We have used the words “anticipate,” “intend,” “may,” “expect,” “believe,” “should,” “plan,” “project,” “estimate,” and variations of such words and similar expressions in this communication to identify such forward-looking statements. These statements are not guarantees of future performance and involve certain risks, uncertainties and assumptions, which are difficult to predict and many of which are beyond our control. Therefore, actual outcomes and results may differ materially from those matters expressed or implied in such forward-looking statements. We undertake no obligation to update publicly any forward-looking statements, whether as a result of future events, new information or otherwise. Relative to the dividend, the payment of cash dividends is subject to the discretion of our Board of Directors and will be determined in light of then-current conditions, including our earnings, our operations, our financial conditions, our capital requirements and other factors deemed relevant by our Board of Directors. In the future, our Board of Directors may change our dividend policy, including the frequency or amount of any dividend, in light of then-existing conditions.
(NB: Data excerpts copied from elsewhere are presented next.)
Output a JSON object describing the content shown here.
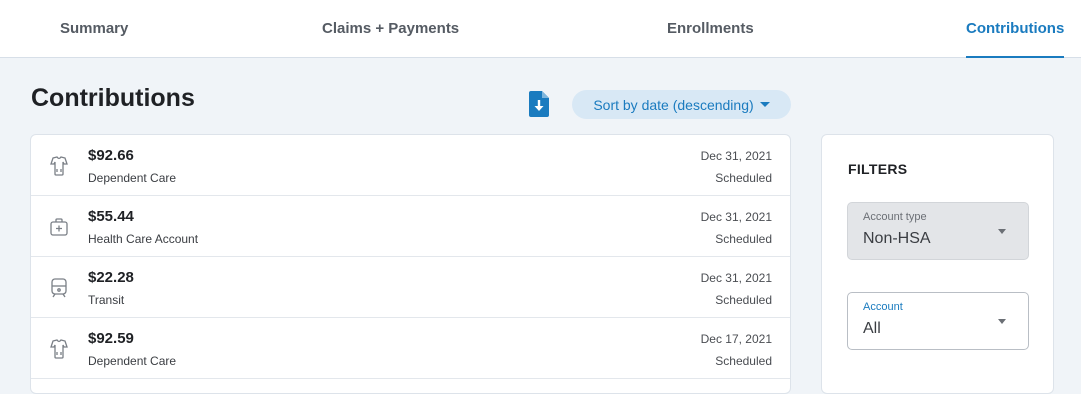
{
  "tabs": [
    {
      "label": "Summary"
    },
    {
      "label": "Claims + Payments"
    },
    {
      "label": "Enrollments"
    },
    {
      "label": "Contributions"
    }
  ],
  "active_tab": "Contributions",
  "page_title": "Contributions",
  "toolbar": {
    "download_icon": "download-document-icon",
    "sort_label": "Sort by date (descending)"
  },
  "contributions": [
    {
      "amount": "$92.66",
      "account": "Dependent Care",
      "date": "Dec 31, 2021",
      "status": "Scheduled",
      "icon": "dependent-care-icon"
    },
    {
      "amount": "$55.44",
      "account": "Health Care Account",
      "date": "Dec 31, 2021",
      "status": "Scheduled",
      "icon": "health-care-icon"
    },
    {
      "amount": "$22.28",
      "account": "Transit",
      "date": "Dec 31, 2021",
      "status": "Scheduled",
      "icon": "transit-icon"
    },
    {
      "amount": "$92.59",
      "account": "Dependent Care",
      "date": "Dec 17, 2021",
      "status": "Scheduled",
      "icon": "dependent-care-icon"
    }
  ],
  "filters": {
    "title": "FILTERS",
    "account_type": {
      "label": "Account type",
      "value": "Non-HSA"
    },
    "account": {
      "label": "Account",
      "value": "All"
    }
  },
  "colors": {
    "accent": "#1a7bbf",
    "sort_button_bg": "#d8e8f5",
    "page_bg": "#f0f4f8"
  }
}
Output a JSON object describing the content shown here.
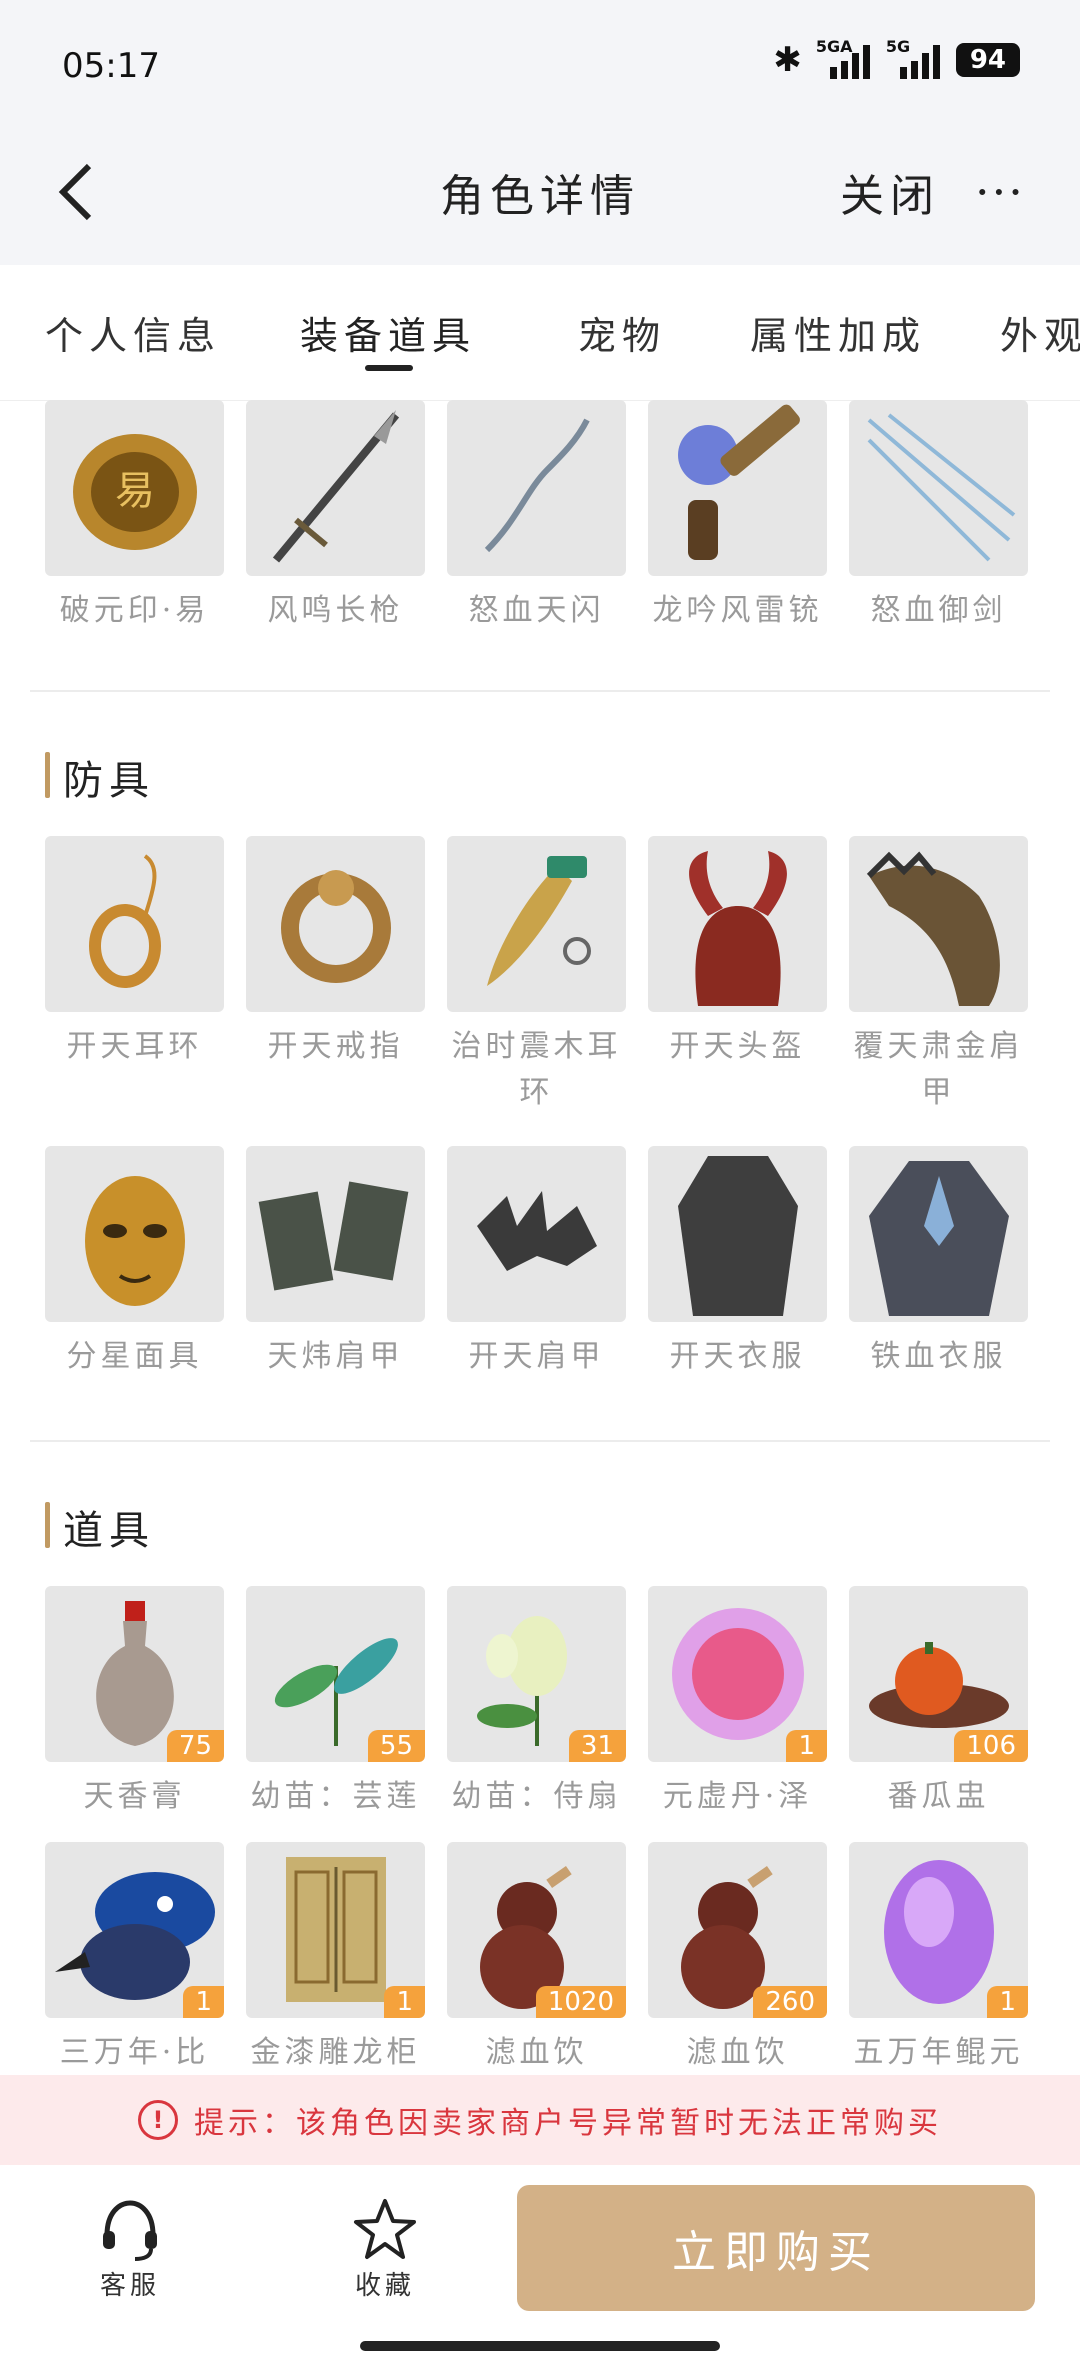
{
  "status": {
    "time": "05:17",
    "network1": "5GA",
    "network2": "5G",
    "battery": "94"
  },
  "nav": {
    "title": "角色详情",
    "close": "关闭",
    "more": "···"
  },
  "tabs": [
    "个人信息",
    "装备道具",
    "宠物",
    "属性加成",
    "外观"
  ],
  "weapons": [
    {
      "name": "破元印·易"
    },
    {
      "name": "风鸣长枪"
    },
    {
      "name": "怒血天闪"
    },
    {
      "name": "龙吟风雷铳"
    },
    {
      "name": "怒血御剑"
    }
  ],
  "armor": {
    "title": "防具",
    "row1": [
      {
        "name": "开天耳环"
      },
      {
        "name": "开天戒指"
      },
      {
        "name": "治时震木耳环"
      },
      {
        "name": "开天头盔"
      },
      {
        "name": "覆天肃金肩甲"
      }
    ],
    "row2": [
      {
        "name": "分星面具"
      },
      {
        "name": "天炜肩甲"
      },
      {
        "name": "开天肩甲"
      },
      {
        "name": "开天衣服"
      },
      {
        "name": "铁血衣服"
      }
    ]
  },
  "items": {
    "title": "道具",
    "row1": [
      {
        "name": "天香膏",
        "count": "75"
      },
      {
        "name": "幼苗：芸莲",
        "count": "55"
      },
      {
        "name": "幼苗：侍扇",
        "count": "31"
      },
      {
        "name": "元虚丹·泽",
        "count": "1"
      },
      {
        "name": "番瓜盅",
        "count": "106"
      }
    ],
    "row2": [
      {
        "name": "三万年·比",
        "count": "1"
      },
      {
        "name": "金漆雕龙柜",
        "count": "1"
      },
      {
        "name": "滤血饮",
        "count": "1020"
      },
      {
        "name": "滤血饮",
        "count": "260"
      },
      {
        "name": "五万年鲲元",
        "count": "1"
      }
    ]
  },
  "notice": "提示：该角色因卖家商户号异常暂时无法正常购买",
  "bottom": {
    "service": "客服",
    "favorite": "收藏",
    "buy": "立即购买"
  },
  "colors": {
    "accent": "#d3b187",
    "badge": "#f5a23c",
    "notice_text": "#d9363e",
    "notice_bg": "#fdeaeb"
  }
}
The risks, uncertainties and assumptions involved in our forward-looking statements, many of which are discussed in more detail in our filings with the SEC, including our Annual Report on Form 10-K for the year ended December 31, 2004, include, but are not limited to, the following:
• | | sensitivity to economic, business and market conditions in the United States and overseas, including economic instability or a downturn in the sectors served by us, such as automotive, electronics, coinage, telecommunications, ammunition, housing, vinyls and pulp and paper; |
• | | extraordinary events, such as terrorist attacks or war with one or more countries; |
• | | economic and industry downturns that result in diminished product demand and excess manufacturing capacity in any of our segments and that, in many cases, result in lower selling prices and profits; |
• | | the cyclical nature of our operating results, particularly declines in average selling prices in the chlor alkali industry and the supply/demand balance for our products, including the impact of excess industry capacity or an imbalance in demand for our chlor alkali products; |
• | | an increase in our indebtedness or higher-than-expected interest rates, affecting our ability to generate sufficient cash flow for debt service; |
• | | effects of competition, including the migration by United States customers to low-cost foreign locations; |
• | | costs and other expenditures in excess of those projected for environmental investigation and remediation or other legal proceedings; |
• | | unexpected litigation outcomes or the impact of changes in laws and regulations; |
• | | higher-than-expected raw material and utility or transportation and/or logistics costs; |
• | | the occurrence of unexpected manufacturing interruptions and outages, including those occurring as a result of production hazards; |
• | | unexpected additional taxes and related interest as the result of pending income tax audits and unresolved income tax issues; and |
• | | the effects of any declines in global equity markets on asset values and any declines in interest rates used to value the liabilities in our pension plan. |
All of our forward-looking statements should be considered in light of these factors. In addition, other risks and uncertainties not presently known to us or that we consider immaterial could affect the accuracy of our forward-looking statements.
2005 - 20
Olin Corporation
Statements of Income (a)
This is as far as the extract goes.